The trappings of success
I was discussing with a friend tonight, as we usually wind up discussing, the general comedy of errors that is the American economy. We wound up talking about how things like fancy desk lamps have become an ingrained part of many corporate cultures, especially during boom times, only to look supremely silly and wasteful come the bad times.
It seemed ridiculous to us, kind of, that people in these sorts of positions still feel such things as fancy printer tables are necessary to project an image of success when they’ve already (presumably) achieved it. Where I work, I commonly see invoices for fine chairs, elaborate desks, and the like from the muckety-mucks who run the place. During boom times, you’d easily say they deserve it as a perk of success. But when things go bad or horribly wrong, they just sit there as expensive, unnecessary manifestations of hubris. (Luckily, things are still okay where I work.)
Despite the fact that there are many CEO’s and higher-ups who do no such thing, the vast majority do. It’s almost ingrained in many corporate cultures from the get-go. As soon as you’re a made man or woman, that desk you used while you were proving yourself suddenly isn’t good enough, a monstrosity made from the finest wood of the forest handcrafted lovingly must be had. And it costs about as much as a previously owned compact car.

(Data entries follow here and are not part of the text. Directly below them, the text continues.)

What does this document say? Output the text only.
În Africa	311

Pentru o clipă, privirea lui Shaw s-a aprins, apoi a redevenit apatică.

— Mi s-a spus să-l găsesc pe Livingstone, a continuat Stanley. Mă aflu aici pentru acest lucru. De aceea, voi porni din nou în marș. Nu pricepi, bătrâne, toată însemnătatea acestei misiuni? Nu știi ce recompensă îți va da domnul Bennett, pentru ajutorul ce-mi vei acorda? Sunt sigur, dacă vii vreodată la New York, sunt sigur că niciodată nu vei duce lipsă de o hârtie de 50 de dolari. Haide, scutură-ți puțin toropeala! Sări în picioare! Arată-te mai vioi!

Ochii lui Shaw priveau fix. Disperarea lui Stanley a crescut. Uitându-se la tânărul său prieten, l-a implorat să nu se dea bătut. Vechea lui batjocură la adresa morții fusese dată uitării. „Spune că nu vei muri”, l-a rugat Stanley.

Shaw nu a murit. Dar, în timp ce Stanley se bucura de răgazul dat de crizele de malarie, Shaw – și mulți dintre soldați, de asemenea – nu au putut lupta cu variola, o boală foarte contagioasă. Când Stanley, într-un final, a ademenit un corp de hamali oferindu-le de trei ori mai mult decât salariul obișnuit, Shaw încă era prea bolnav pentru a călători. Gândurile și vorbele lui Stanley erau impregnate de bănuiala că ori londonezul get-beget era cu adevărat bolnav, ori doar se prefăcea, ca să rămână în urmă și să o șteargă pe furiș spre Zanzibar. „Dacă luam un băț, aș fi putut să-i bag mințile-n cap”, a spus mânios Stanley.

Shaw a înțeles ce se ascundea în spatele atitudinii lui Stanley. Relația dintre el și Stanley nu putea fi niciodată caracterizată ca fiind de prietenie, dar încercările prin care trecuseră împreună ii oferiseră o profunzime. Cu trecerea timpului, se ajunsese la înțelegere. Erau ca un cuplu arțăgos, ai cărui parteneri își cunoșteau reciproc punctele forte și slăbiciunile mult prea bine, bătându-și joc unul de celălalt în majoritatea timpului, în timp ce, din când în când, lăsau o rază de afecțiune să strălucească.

What’s the purpose, really? I’m not saying that eliminating gold-plated inkwells from the corporate stationery catalog is the key to turning around the American economy. But it seems like people in these positions, at a time when they need to work harder than ever and keep their ears closer to the ground, these type of items seem to symbolize their ossification into a state of unenlightened entitlement. Not to mention provide false incentive for those who move up the ranks that the real reward is the comfy chair, not the additional responsibility of building something lasting, sustainable, and powerful as a steward of industry.
Then again, perhaps we too much stock in these symbols of corporate excess as well. After all, they’re just desks, lamps, and blotters. And no one would blink twice (and didn’t) when things were going great.
Then again, would basic desks, regular pens, and cheap lighting take away from any success these people might have? I think not.